Last year, Novartis gave the RNIB £166,000. This wasn’t the charity’s largest contribution from a drug firm: Bayer, which makes treatments for eye conditions, too, donated £266,000. But the relationship between the RNIB and Novartis is especially close, as the head of external affairs and acting head of market access at Novartis UK is Barbara McLaughlan, who, until 2011, was the RNIB’s policy and campaigns manager.
Novartis told Good Health: ‘[We are] committed to supporting the important work of patient groups and working collaboratively on specific projects where there is a shared interest and benefit to patients. We strive to build relationships based on mutual respect and transparency.’
Meanwhile, the RNIB flatly denies its position on Avastin or any other issue is influenced by pharmaceutical funding, which, it says, accounts for no more than 0.5 per cent of its income.
Read more here: http://www.dailymail.co.uk/
Oh what a tangled web can be woven when Health charities risk their reputations by accepting money from companies. But what else are they to do. Is it right that these charities have to rely heavily on public and company funding? It is up to each Charitable Body to deal honestly and openly with money and research but with all that goes on is this really likely to happen?
Oh my. Note that Avastin is now accepted by Medicare in the USA.
Although the efficacy of ranibizumab is well-supported by extensive clinical trials, the cost effectiveness of the drug is questioned. Since the drug merely stabilizes patient conditions, ranibizumab must be administered monthly. At a cost of $2,000.00 per injection, the cost to treat wet AMD patients in the United States is greater than $10.00 billion per year. Due to high cost, many ophthalmologists have turned to bevacizumab as the alternative intravitreal agent in the treatment of wet AMD. The drug costs $15.00 to 50.00 in the United States.
In 2007, Raftery, et al. reported in the British Journal of Ophthalmology that, unless ranibizumab is 2.5 times more effective the bevacizumab, ranibizumab is not cost-effective. It was concluded that the price of ranibizumab would have to be drastically reduced for the drug to be cost-effective.
Off-label use of intravitreal bevacizumab has become a widespread treatment for neovascular age-related macular degeneration. Although the drug is not FDA-approved for non-oncologic uses, some studies[which?] suggest that bevacizumab is effective in increasing visual acuity with low rates of ocular adverse effects. However, due to small sample size and lack of randomized control trial, the result is not conclusive.
In October 2006, the National Eye Institute (NEI) of the National Institutes of Health (NIH) announced that it would fund a comparative study trial of ranibizumab and bevacizumab to assess the relative efficacy and ocular adversity in treating wet AMD. This study, called the Comparison of Age-Related Macular Degeneration Treatment Trials (CATT Study), will enroll about 1,200 patients with newly diagnosed wet AMD, randomly assigning the patients to different treatment groups.

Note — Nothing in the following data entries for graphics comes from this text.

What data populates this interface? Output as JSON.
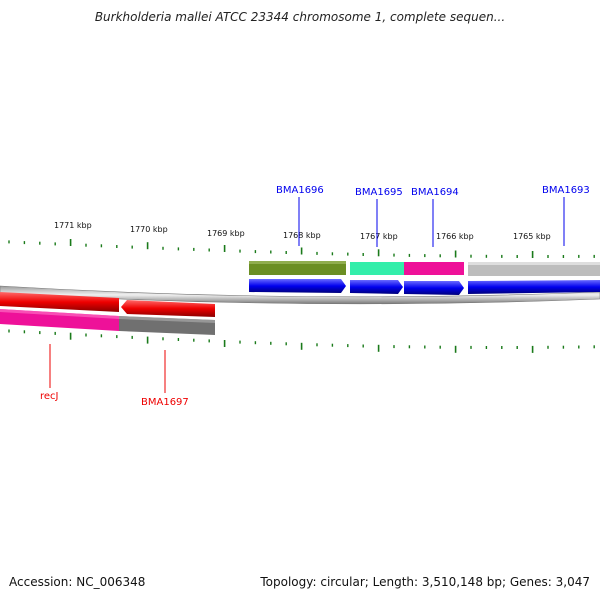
{
  "title": "Burkholderia mallei ATCC 23344 chromosome 1, complete sequen...",
  "footer": {
    "accession": "Accession: NC_006348",
    "stats": "Topology: circular; Length: 3,510,148 bp; Genes: 3,047"
  },
  "map": {
    "strand_colors": {
      "plus": "#0000ee",
      "minus": "#ee0000"
    },
    "tick_color": "#1a7a1a",
    "tick_labels": [
      {
        "text": "1771 kbp",
        "kbp": 1771
      },
      {
        "text": "1770 kbp",
        "kbp": 1770
      },
      {
        "text": "1769 kbp",
        "kbp": 1769
      },
      {
        "text": "1768 kbp",
        "kbp": 1768
      },
      {
        "text": "1767 kbp",
        "kbp": 1767
      },
      {
        "text": "1766 kbp",
        "kbp": 1766
      },
      {
        "text": "1765 kbp",
        "kbp": 1765
      }
    ],
    "genes": [
      {
        "label": "BMA1696",
        "strand": "plus",
        "color": "#0000ee",
        "feature_color": "#6b8e23"
      },
      {
        "label": "BMA1695",
        "strand": "plus",
        "color": "#0000ee",
        "feature_color": "#33eeaa"
      },
      {
        "label": "BMA1694",
        "strand": "plus",
        "color": "#0000ee",
        "feature_color": "#ee1199"
      },
      {
        "label": "BMA1693",
        "strand": "plus",
        "color": "#0000ee",
        "feature_color": "#bdbdbd"
      },
      {
        "label": "recJ",
        "strand": "minus",
        "color": "#ee0000",
        "feature_color": "#ee1199"
      },
      {
        "label": "BMA1697",
        "strand": "minus",
        "color": "#ee0000",
        "feature_color": "#707070"
      }
    ]
  }
}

By May 2012, anti-VEGF treatment with Avastin has been accepted by Medicare, is quite reasonably priced, and effective. Lucentis has a similar but smaller molecular structure to Avastin, and is FDA-approved (2006) for treating MacD, yet remains more costly, as is the more recent (approved in 2011) EYLEA (aflibercept). Tests on these treatments are ongoing relative to the efficacy of one over another.